11. Zimbabwe’s Seventh Ground was that, in breach of Article 52(1)(b) of the ICSID Convention, the Tribunal manifestly exceeded its powers by wrongly characterising Zimbabwe’s illegality defence as an objection to admissibility rather than jurisdiction. The Annulment Committee noted that in the arbitration Zimbabwe characterised its illegality defence as an objection to admissibility rather than jurisdiction, and the Tribunal treated it accordingly while at the same time acknowledging that it was immaterial whether it was characterised as going to jurisdiction or admissibility. Given the position that Zimbabwe had taken in the arbitration, it could not now seek to contradict it. In any event, Zimbabwe had failed to show or indeed argue how characterising Zimbabwe’s illegality argument as an objection to jurisdiction rather than admissibility would have resulted in a different outcome, or that the alleged excess of jurisdiction was manifest.
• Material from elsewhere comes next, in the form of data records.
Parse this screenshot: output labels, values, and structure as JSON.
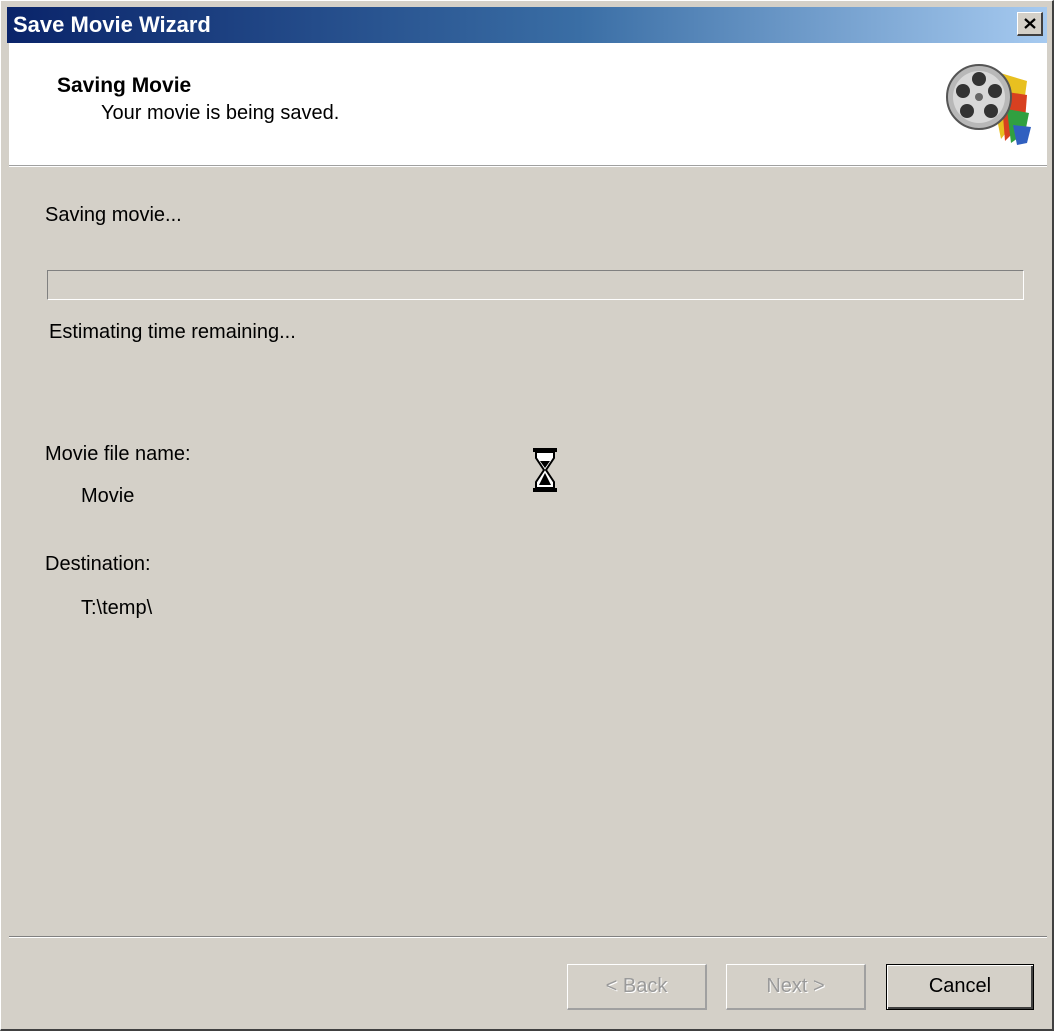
{
  "window": {
    "title": "Save Movie Wizard"
  },
  "header": {
    "title": "Saving Movie",
    "subtitle": "Your movie is being saved.",
    "icon": "film-reel-icon"
  },
  "status": {
    "saving_label": "Saving movie...",
    "progress_fraction": 0,
    "time_label": "Estimating time remaining..."
  },
  "file": {
    "name_label": "Movie file name:",
    "name_value": "Movie",
    "destination_label": "Destination:",
    "destination_value": "T:\\temp\\"
  },
  "cursor": {
    "icon": "hourglass-icon"
  },
  "buttons": {
    "back_label": "< Back",
    "next_label": "Next >",
    "cancel_label": "Cancel"
  },
  "colors": {
    "titlebar_start": "#0a246a",
    "titlebar_end": "#a6caf0",
    "dialog_bg": "#d4d0c8",
    "header_bg": "#ffffff"
  }
}
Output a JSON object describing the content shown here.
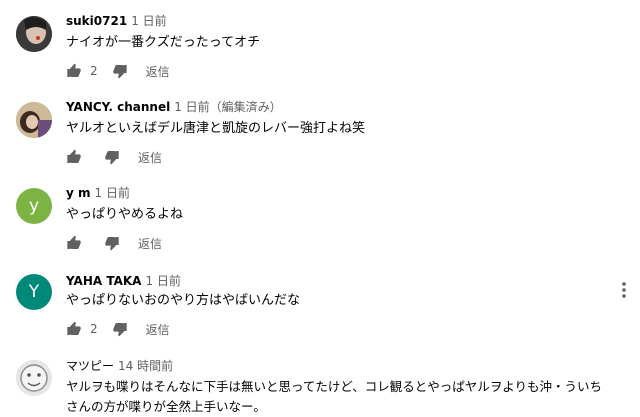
{
  "colors": {
    "y_m_avatar": "#7cb342",
    "yaha_avatar": "#00897b",
    "meta_text": "#606060"
  },
  "comments": [
    {
      "author": "suki0721",
      "time": "1 日前",
      "text": "ナイオが一番クズだったってオチ",
      "likes": "2",
      "reply_label": "返信"
    },
    {
      "author": "YANCY. channel",
      "time": "1 日前（編集済み）",
      "text": "ヤルオといえばデル唐津と凱旋のレバー強打よね笑",
      "likes": "",
      "reply_label": "返信"
    },
    {
      "author": "y m",
      "avatar_letter": "y",
      "time": "1 日前",
      "text": "やっぱりやめるよね",
      "likes": "",
      "reply_label": "返信"
    },
    {
      "author": "YAHA TAKA",
      "avatar_letter": "Y",
      "time": "1 日前",
      "text": "やっぱりないおのやり方はやばいんだな",
      "likes": "2",
      "reply_label": "返信"
    },
    {
      "author": "マツピー",
      "time": "14 時間前",
      "text_line1": "ヤルヲも喋りはそんなに下手は無いと思ってたけど、コレ観るとやっぱヤルヲよりも沖・ういち",
      "text_line2": "さんの方が喋りが全然上手いなー。"
    }
  ]
}
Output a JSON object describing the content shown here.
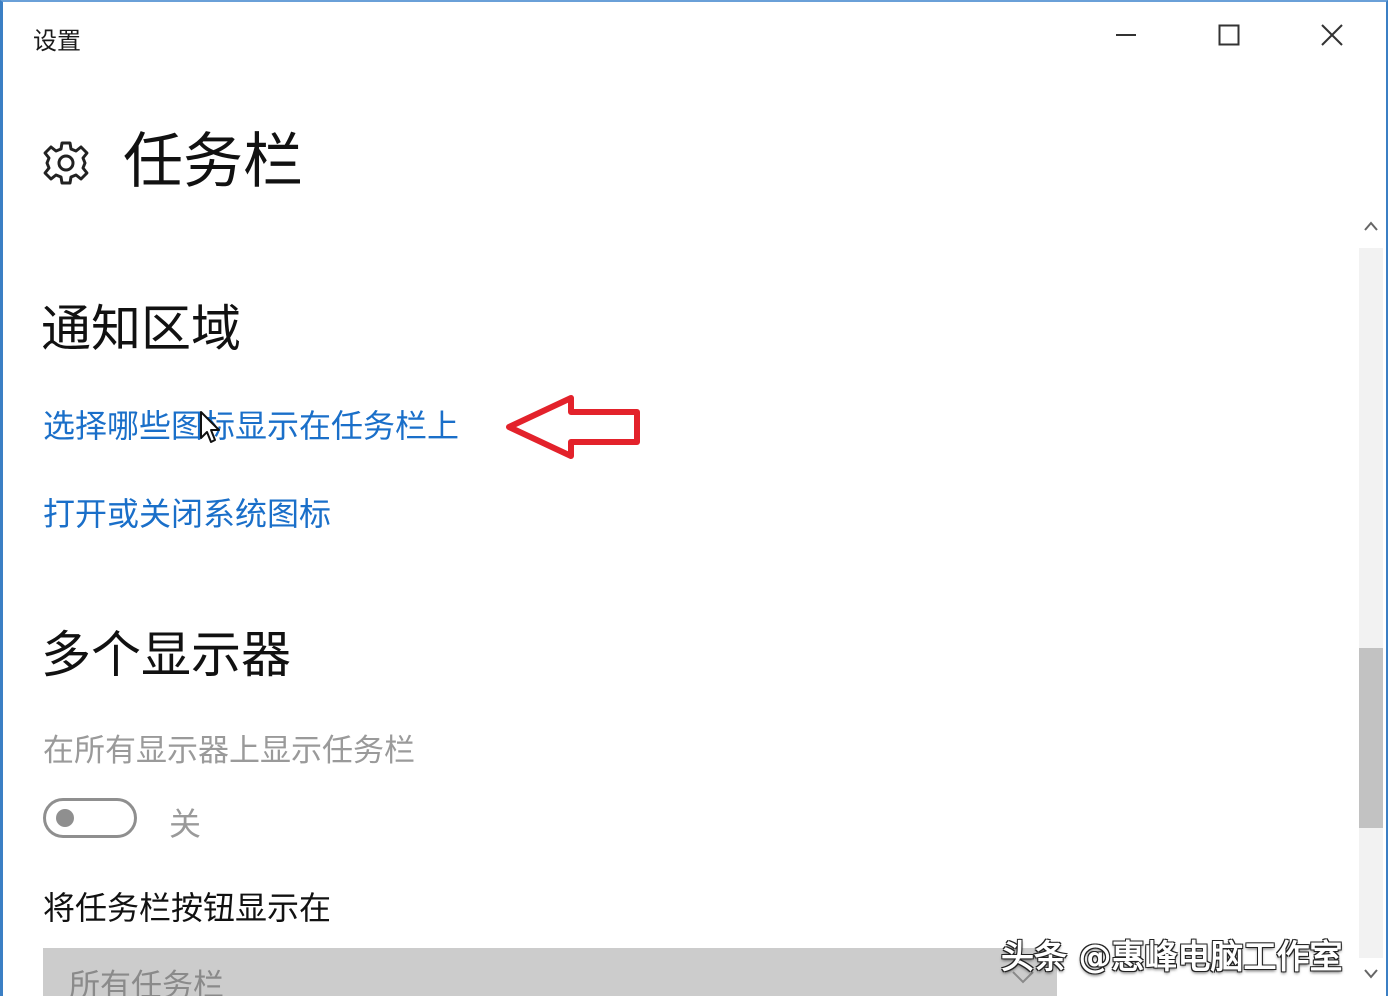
{
  "window": {
    "title": "设置",
    "controls": {
      "minimize": "minimize-icon",
      "maximize": "maximize-icon",
      "close": "close-icon"
    }
  },
  "header": {
    "icon": "gear-icon",
    "title": "任务栏"
  },
  "notification_area": {
    "heading": "通知区域",
    "links": [
      "选择哪些图标显示在任务栏上",
      "打开或关闭系统图标"
    ]
  },
  "multiple_displays": {
    "heading": "多个显示器",
    "show_taskbar_label": "在所有显示器上显示任务栏",
    "toggle": {
      "state_label": "关",
      "on": false
    },
    "buttons_label": "将任务栏按钮显示在",
    "dropdown_value": "所有任务栏"
  },
  "annotation": {
    "type": "red-arrow",
    "color": "#e3222b"
  },
  "watermark": "头条 @惠峰电脑工作室",
  "colors": {
    "link": "#1a6fc9",
    "window_border": "#3b7fc4",
    "disabled_text": "#9a9a9a"
  }
}
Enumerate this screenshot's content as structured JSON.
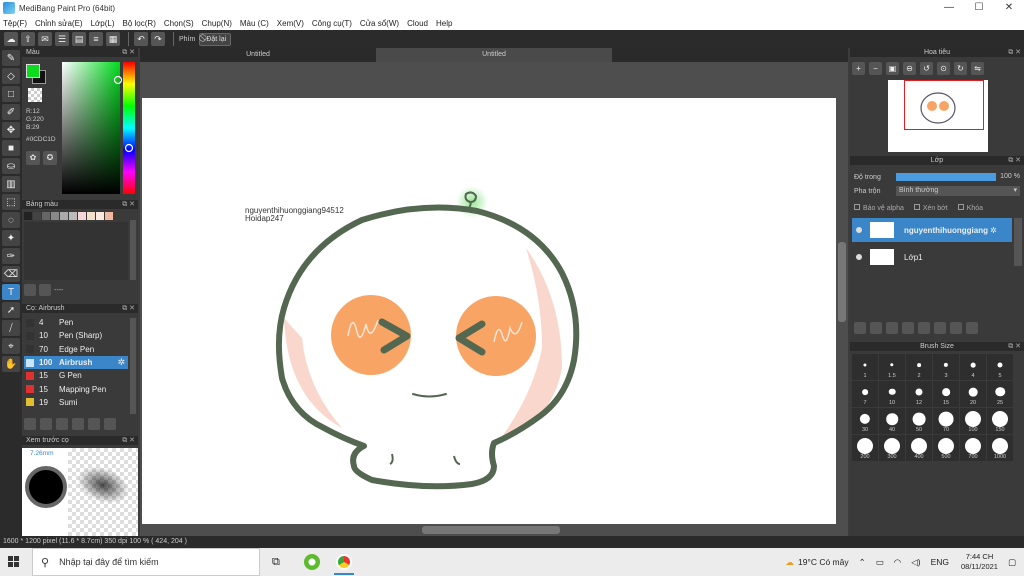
{
  "window": {
    "title": "MediBang Paint Pro (64bit)",
    "minimize": "—",
    "maximize": "☐",
    "close": "✕"
  },
  "menu": [
    "Tệp(F)",
    "Chỉnh sửa(E)",
    "Lớp(L)",
    "Bộ lọc(R)",
    "Chọn(S)",
    "Chụp(N)",
    "Màu (C)",
    "Xem(V)",
    "Công cụ(T)",
    "Cửa sổ(W)",
    "Cloud",
    "Help"
  ],
  "toolbar": {
    "shortcut_label": "Phím",
    "reset_label": "Đặt lại"
  },
  "color_panel": {
    "title": "Màu",
    "r": "R:12",
    "g": "G:220",
    "b": "B:29",
    "hex": "#0CDC1D",
    "fg_color": "#0cdc1d"
  },
  "palette_panel": {
    "title": "Bảng màu",
    "swatches": [
      "#222222",
      "#444444",
      "#666666",
      "#888888",
      "#aaaaaa",
      "#bbbbbb",
      "#f5d5d5",
      "#f4e0c8",
      "#fbe8e0",
      "#f2b8a0"
    ],
    "footer_text": "----"
  },
  "brush_panel": {
    "title": "Cọ: Airbrush",
    "brushes": [
      {
        "size": "4",
        "name": "Pen",
        "color": "#333333"
      },
      {
        "size": "10",
        "name": "Pen (Sharp)",
        "color": "#333333"
      },
      {
        "size": "70",
        "name": "Edge Pen",
        "color": "#333333"
      },
      {
        "size": "100",
        "name": "Airbrush",
        "color": "#c9e6ff",
        "selected": true
      },
      {
        "size": "15",
        "name": "G Pen",
        "color": "#e03030"
      },
      {
        "size": "15",
        "name": "Mapping Pen",
        "color": "#e03030"
      },
      {
        "size": "19",
        "name": "Sumi",
        "color": "#e0c030"
      }
    ]
  },
  "preview_panel": {
    "title": "Xem trước cọ",
    "size_mm": "7.26mm"
  },
  "tabs": [
    "Untitled",
    "Untitled"
  ],
  "canvas": {
    "watermark_line1": "nguyenthihuonggiang94512",
    "watermark_line2": "Hoidap247"
  },
  "navigator": {
    "title": "Hoa tiêu"
  },
  "layer_panel": {
    "title": "Lớp",
    "opacity_label": "Độ trong",
    "opacity_value": "100 %",
    "opacity": 1.0,
    "blend_label": "Pha trộn",
    "blend_value": "Bình thường",
    "protect_alpha": "Bảo vệ alpha",
    "clipping": "Xén bớt",
    "lock": "Khóa",
    "layers": [
      {
        "name": "nguyenthihuonggiang",
        "selected": true
      },
      {
        "name": "Lớp1",
        "selected": false
      }
    ]
  },
  "brush_size_panel": {
    "title": "Brush Size",
    "sizes": [
      "1",
      "1.5",
      "2",
      "3",
      "4",
      "5",
      "7",
      "10",
      "12",
      "15",
      "20",
      "25",
      "30",
      "40",
      "50",
      "70",
      "100",
      "150",
      "200",
      "300",
      "400",
      "500",
      "700",
      "1000"
    ]
  },
  "status": {
    "text": "1600 * 1200 pixel   (11.6 * 8.7cm)   350 dpi   100 %   ( 424, 204 )"
  },
  "taskbar": {
    "search_placeholder": "Nhập tại đây để tìm kiếm",
    "weather": "19°C  Có mây",
    "language": "ENG",
    "time": "7:44 CH",
    "date": "08/11/2021"
  }
}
Therefore, the Seventh Ground was dismissed.
12. Zimbabwe’s Eighth Ground was that, in breach of Article 52(1)(e) of the ICSID Convention, the Tribunal failed to state the reasons on which the award was based in that it did not address Zimbabwe’s illegality argument. However, the Annulment Committee held that Zimbabwe had failed on a threshold issue since it had failed to refer to Article 52(1)(e) in its annulment application in the first place. Therefore, in so far as Zimbabwe’s annulment application did not mention Article 52(1)(e), it did not comply with Article 52(2) and Arbitration Rule 50(1)(c)(iii). Accordingly, the Annulment Committee concluded that the Eighth Ground was time-barred and as such inadmissible.
IV. TAKEAWAY POINTS
13. The von Pezold ICSID annulment decision reiterates what many other annulment decisions have held: it is not the function of an ICSID annulment committee to review the factual findings of the tribunal or its decision on the merits or to question the admissibility of evidence and its probative value in the arbitration; and challenges to arbitrators must be made promptly and before the arbitration proceedings close. However, it is the first ICSID annulment decision to hold that parties do not have a right to an unlimited opportunity to be heard (although this will be no surprise to practitioners). It is also the first decision to hold that the annulment application must specifically refer to which of the five grounds of annulment is being invoked in Article 52(1) by the applicant; it is not enough to merely plead facts in the annulment application and at a later date invoke one of those grounds.
Steptoe & Johnson acted for the Claimants in the arbitration and annulment proceedings.